Adaptable Conversational Chatbot Based on Reinforcement Learning
Restricted (Penn State Only)
- Author:
- George, Haruka
- Graduate Program:
- Data Analytics
- Degree:
- Master of Science
- Document Type:
- Master Thesis
- Date of Defense:
- March 17, 2023
- Committee Members:
- Raghu Sangwan, Program Head/Chair
Youakim Badr, Thesis Advisor/Co-Advisor
Adrian Sorin Barb, Committee Member - Keywords:
- Reinforcement Learning
Chatbot
Seq2seq
LSTM
Deep Reinforcement Learning
NLP - Abstract:
- A chatbot, defined in the dictionary as “computer program designed to simulate conversation with human users, especially over the Internet” has become an essential part of most sectors such as the educational sector, as well as commercial sector. Chatbot aims to deliver human like responses to the user, while providing meaningful and coherent responses. The Seq2seq encoder-decoder based chatbot models are currently some of the most cutting edge and state-of-the-art models, however, they still produce repetitive responses and are highly data intensive.

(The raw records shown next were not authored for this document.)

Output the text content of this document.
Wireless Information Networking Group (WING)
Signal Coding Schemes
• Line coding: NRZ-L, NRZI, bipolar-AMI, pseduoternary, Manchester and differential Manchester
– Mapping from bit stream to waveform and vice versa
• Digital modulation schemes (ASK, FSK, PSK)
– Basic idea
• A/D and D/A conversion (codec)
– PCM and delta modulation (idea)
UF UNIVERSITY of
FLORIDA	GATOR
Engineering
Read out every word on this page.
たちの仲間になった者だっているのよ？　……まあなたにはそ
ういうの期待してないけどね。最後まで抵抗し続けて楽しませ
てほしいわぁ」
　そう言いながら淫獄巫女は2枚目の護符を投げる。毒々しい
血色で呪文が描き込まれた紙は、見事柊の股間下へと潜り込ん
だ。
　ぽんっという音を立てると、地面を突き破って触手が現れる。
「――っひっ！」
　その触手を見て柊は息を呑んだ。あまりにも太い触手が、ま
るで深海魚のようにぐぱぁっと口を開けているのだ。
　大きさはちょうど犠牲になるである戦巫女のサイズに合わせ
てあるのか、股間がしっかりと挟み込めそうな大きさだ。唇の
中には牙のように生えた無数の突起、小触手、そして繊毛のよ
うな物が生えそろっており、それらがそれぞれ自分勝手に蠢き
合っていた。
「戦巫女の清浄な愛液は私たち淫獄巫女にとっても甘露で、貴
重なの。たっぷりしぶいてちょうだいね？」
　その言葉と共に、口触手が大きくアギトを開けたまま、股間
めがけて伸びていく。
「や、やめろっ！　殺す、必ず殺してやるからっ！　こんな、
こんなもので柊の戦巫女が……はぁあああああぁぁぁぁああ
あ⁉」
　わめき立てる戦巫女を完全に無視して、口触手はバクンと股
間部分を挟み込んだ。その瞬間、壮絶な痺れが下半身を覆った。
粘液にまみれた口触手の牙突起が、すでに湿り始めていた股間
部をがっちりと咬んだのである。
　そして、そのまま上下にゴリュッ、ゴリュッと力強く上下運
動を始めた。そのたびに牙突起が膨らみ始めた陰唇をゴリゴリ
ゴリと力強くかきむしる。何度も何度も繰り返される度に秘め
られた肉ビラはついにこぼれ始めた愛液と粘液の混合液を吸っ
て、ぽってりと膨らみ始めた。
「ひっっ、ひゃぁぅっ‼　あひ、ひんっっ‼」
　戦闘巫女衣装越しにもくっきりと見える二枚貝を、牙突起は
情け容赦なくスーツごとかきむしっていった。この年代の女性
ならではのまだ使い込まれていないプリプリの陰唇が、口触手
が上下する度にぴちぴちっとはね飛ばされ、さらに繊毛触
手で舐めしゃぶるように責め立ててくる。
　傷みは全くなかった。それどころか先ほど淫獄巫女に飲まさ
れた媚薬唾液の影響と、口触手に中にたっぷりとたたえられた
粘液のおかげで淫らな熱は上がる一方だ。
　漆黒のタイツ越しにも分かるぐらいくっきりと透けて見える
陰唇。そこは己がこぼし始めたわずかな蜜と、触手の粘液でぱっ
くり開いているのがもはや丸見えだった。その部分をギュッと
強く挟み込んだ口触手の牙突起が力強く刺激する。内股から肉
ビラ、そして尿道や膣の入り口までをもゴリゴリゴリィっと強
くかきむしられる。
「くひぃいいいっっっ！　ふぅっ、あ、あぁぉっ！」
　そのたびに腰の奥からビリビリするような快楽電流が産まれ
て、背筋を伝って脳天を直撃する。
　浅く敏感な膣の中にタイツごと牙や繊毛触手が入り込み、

Therefore, it is necessary to build a chatbot model which retains the advantages of the Seq2seq encoder-decoder based models while improving upon current drawbacks. Several current chatbot models do not consider the profile of the user to modify or adapt the response provided. In several situations, such as an academic setting, the profile of the user plays an important role in determining the level of response expected. This research proposes an adaptable chatbot model based on Deep Reinforcement Learning and encoder-decoder architecture which considers users profiles while producing responses. The performance of the proposed chatbot model trained with Reinforcement Learning is compared with a baseline encoder-decoder (seq2seq) model using BLEU and ROUGE scores to demonstrate that the Reinforcement based model is able to outperform the baseline model. The Adaptable RL based model with trained Seq2seq encoder-decoder model outperforms the baseline encoder-decoder model by scoring a BLEU score of 41.2 while the later scores 39.7. The proposed model also scores a higher ROUGE-1 and ROUGE-2 scores of 64.9 and 45.0 while the baseline encoder-decoder model scores only 63.5. ROUGE and BLEU scores both show that the proposed DRL method outperforms the baseline model.